Este respeto tiene raíces profundas en la cosmovisión mapuche. “Las semillas tienen memoria. Nuestras abuelas suelen decir que en ellas viven nuestros recuerdos, la gente que conocimos, los sabores y las vivencias de nuestros antepasados”, agrega. Según la tradición, las semillas permiten conectarse con seres espirituales, con el Ngen Fün. En ceremonias como el nguillatún o el machitún, se esparcen semillas porque ellas tienen la fuerza para establecer un vínculo con el otro plano y con los ancestros que viven en uno.
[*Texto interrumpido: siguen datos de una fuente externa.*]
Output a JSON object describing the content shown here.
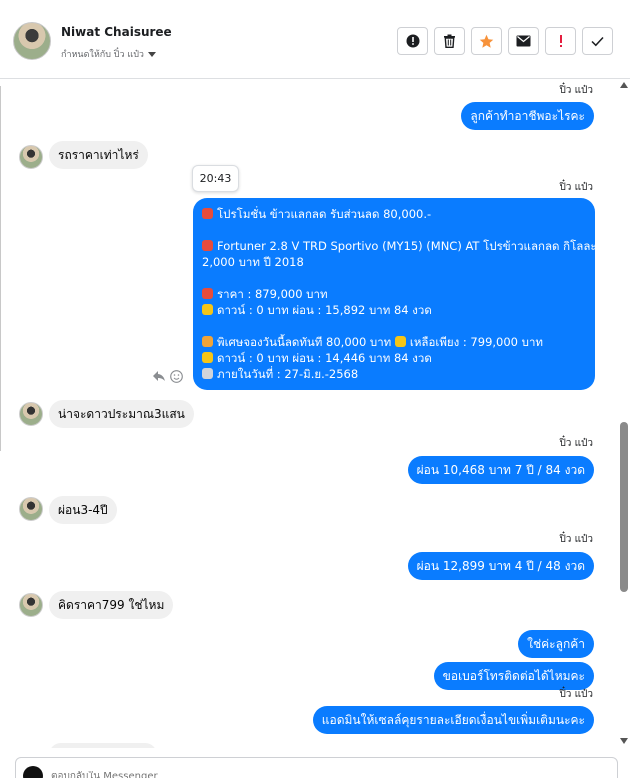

Desde esa mirada, han construido un trabajo riguroso. Cultivan semillas, las documentan, las fotografían y describen en fichas técnicas que protegen legalmente su existencia. Muchas de estas variedades no están registradas y, por lo tanto, son consideradas “ilegales” en el mercado. Documentarlas es una forma de defenderlas y eventualmente poder darle un estatus legal.

 

Biodiversidad Alimentaria promueve un conocimiento que se basa en la agricultura antigua, en aquella que respeta el entorno, que entiende los suelos y los ciclos. “Es un modelo que se centra en las semillas. Queremos promover y desarrollar prácticas pertenecientes a la agricultura ancestral milenaria que es la que da origen a la de los pueblos originarios”, afirma Claudia.
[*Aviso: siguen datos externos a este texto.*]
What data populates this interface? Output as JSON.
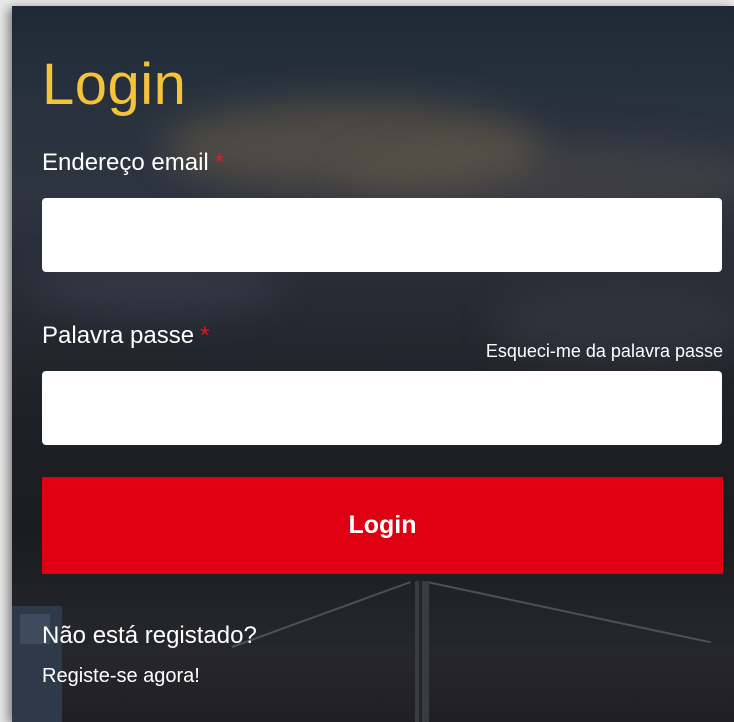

Hoy, sus semillas viajan de norte a sur, cruzan desiertos, ríos y montañas para volver a florecer en otras latitudes y en manos de otras huerteras. Son variedades vigorosas y resistentes, gracias a miles de años de evolución. “Están adaptadas a muchas condiciones, a diferencia de un híbrido. También hemos encontrado que tienen más contenido de antioxidantes, vitaminas, proteínas y minerales”, profundiza Thamar.

Para estas mujeres, sembrar es un ritual sagrado y un acto de memoria, un homenaje a la tierra y a sus madres y abuelas que las han cuidado a lo largo de su historia.